Hi Ivan. Yes, somebody needs to maintain the nodes. And it is the responsibility of the Foundation to ensure that the spread of nodes across jurisdictions, geographies and sectors is such that no accumulation of power in one area (be it geographical or sector etc) is possible. This contrasts with the governence-less Bitcoin/Ethereum model where there are no such controls, allowing a concentration of power where electricity and hardware is cheapest in Bitcoin's case.
So, how do you know to trust the Stewards who run the nodes? Firstly, they have to sign up to the Sovrin Trust Framework. Secondly, they are encouraged to perform correctly by the reputation disadvantages of not doing so. Thirdly, they are sponsored to become Stewards by those already part of the Sovrin Foundation, who also will not want to have their reputation dented by bringing on board a poor performer.
The Sovrin design enables Stewards and other organisations to publish reputation ratings. This is not implemented yet, but you can see where things are going if you look through the white papers on https://sovrin.org. This will let you look up the reputation rating of any Steward.
Regarding the attack surface, if you use the current centralised approach of identity, the attack surface is that organisation's large data silo which could contain millions of records, and which has an admin backdoor. As we've seen in recent weeks (Yahoo being a good example), centralised identity silos are vulnerable. In a Sovrin scenario, the attack surface is hugely reduced. None of the Stewards that run nodes are able to do anything with the data on those nodes, and your own private information is held off-ledger in a secure container, and anchored back to Sovrin. Therefore the attack surface is minimised to an individual's private key which is securing their data container. Sophisticated techniques for private key protection, rotation and recovery exist and are being enhanced.

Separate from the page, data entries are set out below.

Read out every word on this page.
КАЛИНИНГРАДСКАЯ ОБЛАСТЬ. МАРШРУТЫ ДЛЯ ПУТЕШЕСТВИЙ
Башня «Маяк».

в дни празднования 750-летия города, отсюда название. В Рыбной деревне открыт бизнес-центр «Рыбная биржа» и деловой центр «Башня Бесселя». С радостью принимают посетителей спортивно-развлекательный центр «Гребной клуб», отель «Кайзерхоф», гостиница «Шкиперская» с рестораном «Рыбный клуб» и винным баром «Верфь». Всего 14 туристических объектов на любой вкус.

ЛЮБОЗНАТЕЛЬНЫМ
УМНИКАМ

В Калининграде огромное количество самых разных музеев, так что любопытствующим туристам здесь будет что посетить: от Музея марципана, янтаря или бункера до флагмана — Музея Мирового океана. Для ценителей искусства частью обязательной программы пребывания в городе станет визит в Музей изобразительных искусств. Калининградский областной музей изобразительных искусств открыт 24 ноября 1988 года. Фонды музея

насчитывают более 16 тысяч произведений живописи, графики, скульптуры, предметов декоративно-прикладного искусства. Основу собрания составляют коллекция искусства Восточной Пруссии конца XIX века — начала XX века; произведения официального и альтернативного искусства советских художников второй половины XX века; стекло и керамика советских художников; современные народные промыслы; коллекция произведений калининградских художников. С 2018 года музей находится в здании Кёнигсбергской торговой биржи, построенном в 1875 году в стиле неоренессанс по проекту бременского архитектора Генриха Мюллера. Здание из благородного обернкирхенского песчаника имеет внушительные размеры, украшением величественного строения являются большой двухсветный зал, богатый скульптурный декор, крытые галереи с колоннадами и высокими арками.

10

Therefore, Sovrin provides the foundations for you to securely interact and share data with any other Sovrin participant. You can establish a trust level with that other participant as they can with you, and you can present them with verifiable identity claims which they can check for authenticity to trust you even further.
I hope that helps. Do check the white papers in the Sovrin.org library for further detailed reading.